How to explain this dysfunction? According to ASN, a doctor made a mistake by writing “right breast” instead of “left breast” in “the initial medical consultation report,” which then led to a medical error by the facility’s oncology and radiation therapy service. . .

“The center identified that it was during the so-called contouring stage when the error occurred, a stage that consists of delimiting the area that must be treated. Potentially there is an injury in a place that should not be treated,” summarizes Pierre Bois, deputy general director from the Nuclear Safety Authority, to BFMTV.

Taking into account the overdose of the poorly treated region and the potential risk of side effects, the ASN classified this event as level 2 on a scale from 0 to 7, in increasing order of severity for the patient, synonymous with “minimal or none.” ”. deterioration of the quality of life.”

“A lot of processes”

Beyond the initial error, numerous deficiencies also occurred during the follow-up of this radiotherapy. Isabelle Parillot, radiation oncologist, believes that these errors are related to several factors.

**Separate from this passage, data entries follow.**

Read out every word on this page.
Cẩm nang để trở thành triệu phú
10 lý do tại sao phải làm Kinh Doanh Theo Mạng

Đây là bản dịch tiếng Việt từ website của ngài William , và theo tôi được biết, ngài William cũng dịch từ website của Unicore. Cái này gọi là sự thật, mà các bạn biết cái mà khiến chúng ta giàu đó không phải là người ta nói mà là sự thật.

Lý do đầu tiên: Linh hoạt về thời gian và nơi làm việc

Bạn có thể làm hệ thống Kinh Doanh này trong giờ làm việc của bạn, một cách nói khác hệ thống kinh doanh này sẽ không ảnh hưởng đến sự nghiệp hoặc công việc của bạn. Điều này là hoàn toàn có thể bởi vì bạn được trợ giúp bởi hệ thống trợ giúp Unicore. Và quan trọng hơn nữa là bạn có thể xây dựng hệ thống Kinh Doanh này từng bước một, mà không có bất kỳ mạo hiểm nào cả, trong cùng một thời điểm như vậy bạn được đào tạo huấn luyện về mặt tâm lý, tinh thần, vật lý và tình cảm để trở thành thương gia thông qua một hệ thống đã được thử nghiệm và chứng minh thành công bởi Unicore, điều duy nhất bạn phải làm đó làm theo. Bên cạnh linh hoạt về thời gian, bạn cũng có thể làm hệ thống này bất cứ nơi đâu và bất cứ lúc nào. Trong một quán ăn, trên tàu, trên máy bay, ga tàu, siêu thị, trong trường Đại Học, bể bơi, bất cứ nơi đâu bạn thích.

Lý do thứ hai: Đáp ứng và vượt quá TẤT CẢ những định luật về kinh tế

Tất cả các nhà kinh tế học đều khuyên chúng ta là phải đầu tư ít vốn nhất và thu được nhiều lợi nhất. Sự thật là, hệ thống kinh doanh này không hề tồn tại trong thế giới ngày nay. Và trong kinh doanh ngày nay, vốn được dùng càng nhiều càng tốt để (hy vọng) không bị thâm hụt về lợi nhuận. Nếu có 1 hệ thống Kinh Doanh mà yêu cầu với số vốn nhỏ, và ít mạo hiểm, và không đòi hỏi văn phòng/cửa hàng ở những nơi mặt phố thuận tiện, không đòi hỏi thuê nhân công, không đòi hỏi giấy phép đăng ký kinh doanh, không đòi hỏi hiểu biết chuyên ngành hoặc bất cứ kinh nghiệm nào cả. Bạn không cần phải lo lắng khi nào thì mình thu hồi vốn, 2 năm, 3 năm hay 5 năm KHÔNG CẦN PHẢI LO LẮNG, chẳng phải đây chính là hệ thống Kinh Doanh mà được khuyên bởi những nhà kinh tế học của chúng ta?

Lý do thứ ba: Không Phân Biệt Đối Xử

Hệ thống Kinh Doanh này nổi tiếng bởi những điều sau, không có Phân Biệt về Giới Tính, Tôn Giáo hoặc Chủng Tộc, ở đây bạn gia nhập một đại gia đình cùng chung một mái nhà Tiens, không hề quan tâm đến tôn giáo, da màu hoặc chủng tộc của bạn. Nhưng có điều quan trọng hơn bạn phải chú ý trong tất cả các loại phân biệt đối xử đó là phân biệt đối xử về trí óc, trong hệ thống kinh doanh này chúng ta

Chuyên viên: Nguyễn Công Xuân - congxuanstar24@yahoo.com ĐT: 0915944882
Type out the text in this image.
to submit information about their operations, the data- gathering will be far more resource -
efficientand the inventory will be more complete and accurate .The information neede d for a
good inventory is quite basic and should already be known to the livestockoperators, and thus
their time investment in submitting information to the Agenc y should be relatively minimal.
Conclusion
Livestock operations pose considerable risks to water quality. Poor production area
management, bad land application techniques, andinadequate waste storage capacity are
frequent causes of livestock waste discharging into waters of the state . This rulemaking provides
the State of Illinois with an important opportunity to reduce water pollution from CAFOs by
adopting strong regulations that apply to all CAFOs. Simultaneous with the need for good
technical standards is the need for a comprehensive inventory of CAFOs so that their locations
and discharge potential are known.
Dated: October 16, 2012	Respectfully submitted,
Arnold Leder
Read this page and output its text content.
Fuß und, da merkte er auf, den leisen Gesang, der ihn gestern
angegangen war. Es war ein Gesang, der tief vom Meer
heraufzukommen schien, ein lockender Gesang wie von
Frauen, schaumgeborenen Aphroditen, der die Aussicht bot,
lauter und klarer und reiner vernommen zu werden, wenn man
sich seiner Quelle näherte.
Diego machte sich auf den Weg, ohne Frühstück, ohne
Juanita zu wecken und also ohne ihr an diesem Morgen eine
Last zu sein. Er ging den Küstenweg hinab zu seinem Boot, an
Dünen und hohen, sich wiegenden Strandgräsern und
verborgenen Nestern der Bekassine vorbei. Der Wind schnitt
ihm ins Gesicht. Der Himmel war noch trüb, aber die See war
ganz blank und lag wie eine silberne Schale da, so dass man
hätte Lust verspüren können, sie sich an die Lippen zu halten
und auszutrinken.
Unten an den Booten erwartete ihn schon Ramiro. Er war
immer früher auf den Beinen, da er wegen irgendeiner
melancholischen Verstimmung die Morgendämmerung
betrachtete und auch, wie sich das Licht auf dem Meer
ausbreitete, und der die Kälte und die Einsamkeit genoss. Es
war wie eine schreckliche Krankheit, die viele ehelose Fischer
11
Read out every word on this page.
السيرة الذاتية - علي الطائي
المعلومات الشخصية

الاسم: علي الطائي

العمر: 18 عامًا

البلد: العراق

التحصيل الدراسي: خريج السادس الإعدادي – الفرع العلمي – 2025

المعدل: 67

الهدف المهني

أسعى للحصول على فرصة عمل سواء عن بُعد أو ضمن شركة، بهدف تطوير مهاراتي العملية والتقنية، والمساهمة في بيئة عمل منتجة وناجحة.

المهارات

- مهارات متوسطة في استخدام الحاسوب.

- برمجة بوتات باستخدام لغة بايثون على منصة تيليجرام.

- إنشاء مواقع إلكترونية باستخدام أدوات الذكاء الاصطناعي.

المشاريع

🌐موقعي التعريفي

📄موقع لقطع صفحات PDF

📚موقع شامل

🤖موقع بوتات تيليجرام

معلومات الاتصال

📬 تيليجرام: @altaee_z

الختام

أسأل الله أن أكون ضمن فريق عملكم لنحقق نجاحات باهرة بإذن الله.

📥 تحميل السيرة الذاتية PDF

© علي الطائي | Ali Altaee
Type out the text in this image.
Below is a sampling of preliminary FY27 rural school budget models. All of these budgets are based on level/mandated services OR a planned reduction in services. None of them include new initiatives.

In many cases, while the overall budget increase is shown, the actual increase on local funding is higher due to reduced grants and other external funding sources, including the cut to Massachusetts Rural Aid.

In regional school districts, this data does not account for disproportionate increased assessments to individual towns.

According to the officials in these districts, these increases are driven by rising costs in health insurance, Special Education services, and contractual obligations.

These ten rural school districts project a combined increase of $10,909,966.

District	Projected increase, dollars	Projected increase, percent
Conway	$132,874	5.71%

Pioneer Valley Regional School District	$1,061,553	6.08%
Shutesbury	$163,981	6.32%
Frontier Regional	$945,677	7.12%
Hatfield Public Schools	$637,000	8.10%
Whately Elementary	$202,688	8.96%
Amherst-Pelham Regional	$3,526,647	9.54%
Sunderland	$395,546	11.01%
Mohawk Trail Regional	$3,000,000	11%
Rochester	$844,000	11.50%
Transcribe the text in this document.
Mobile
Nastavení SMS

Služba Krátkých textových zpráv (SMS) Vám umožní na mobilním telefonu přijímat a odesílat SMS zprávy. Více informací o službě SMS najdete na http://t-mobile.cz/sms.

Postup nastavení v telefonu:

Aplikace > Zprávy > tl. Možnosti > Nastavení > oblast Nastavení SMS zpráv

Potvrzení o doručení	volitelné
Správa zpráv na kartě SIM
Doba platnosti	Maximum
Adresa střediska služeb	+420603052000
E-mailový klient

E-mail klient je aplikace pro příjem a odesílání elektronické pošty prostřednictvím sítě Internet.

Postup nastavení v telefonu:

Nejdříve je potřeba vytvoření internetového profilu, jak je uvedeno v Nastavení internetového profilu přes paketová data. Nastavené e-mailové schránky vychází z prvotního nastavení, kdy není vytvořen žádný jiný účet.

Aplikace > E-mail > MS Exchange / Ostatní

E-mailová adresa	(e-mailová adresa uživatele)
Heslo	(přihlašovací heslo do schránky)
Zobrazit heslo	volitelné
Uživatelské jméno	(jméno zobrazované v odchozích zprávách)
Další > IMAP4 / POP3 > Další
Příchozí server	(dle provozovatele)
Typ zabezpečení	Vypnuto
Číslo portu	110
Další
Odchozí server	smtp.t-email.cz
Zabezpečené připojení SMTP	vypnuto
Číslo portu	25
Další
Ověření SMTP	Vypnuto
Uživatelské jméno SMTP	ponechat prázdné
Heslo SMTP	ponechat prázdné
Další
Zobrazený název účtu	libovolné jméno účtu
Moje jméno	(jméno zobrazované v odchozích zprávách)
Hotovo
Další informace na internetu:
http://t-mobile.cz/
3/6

“Modern techniques no longer allow the patient, under certain conditions, to realize that he is being treated incorrectly. The same goes for professionals: when treatment begins, if we do not control each session, it is possible that I notice it,” he says.

Guest on BFMTV this Thursday morning, radiation oncologist Avi Assouline is surprised by this error which, according to him, is “the fear of radiation oncologists.”

“I would say that all processes are done to avoid these rare and serious errors. You just have to talk to the patient, the equipment, the doctors and the radio technicians,” he says.

According to him, the different “processes” carried out during the medical consultation and, in particular, the presence of “a scar” on the breast to be treated should have raised the alarm.

“There are many processes involved in the treatment, you do not end up on the radiotherapy table lying down and with a machine that shoots in the right breast instead of the left. In all processes, there are security measures. locks to avoid these types of errors ”, adds the specialist.

What are the long-term risks?

Although he specifies that this type of treatment must require “extreme rigor at all stages and by all professionals,” Avi Assouline warns of the possible complications that the patient, who did not want to file a complaint, could suffer and continues his speech. treatment at the facility.

“Ultimately, there are risks of radiation-induced cancer; X-rays, paradoxically, can cause cancer in the following years. The patient must benefit from very close monitoring,” he points out.

It is not the first time that the Tours CHRU has been singled out for an error of the same type, which occurred at the beginning of the year. In France, it is estimated that between 2 and 5 events of the same type have occurred since 2011, knowing that 4 million sessions are performed each year for 180,000 patients.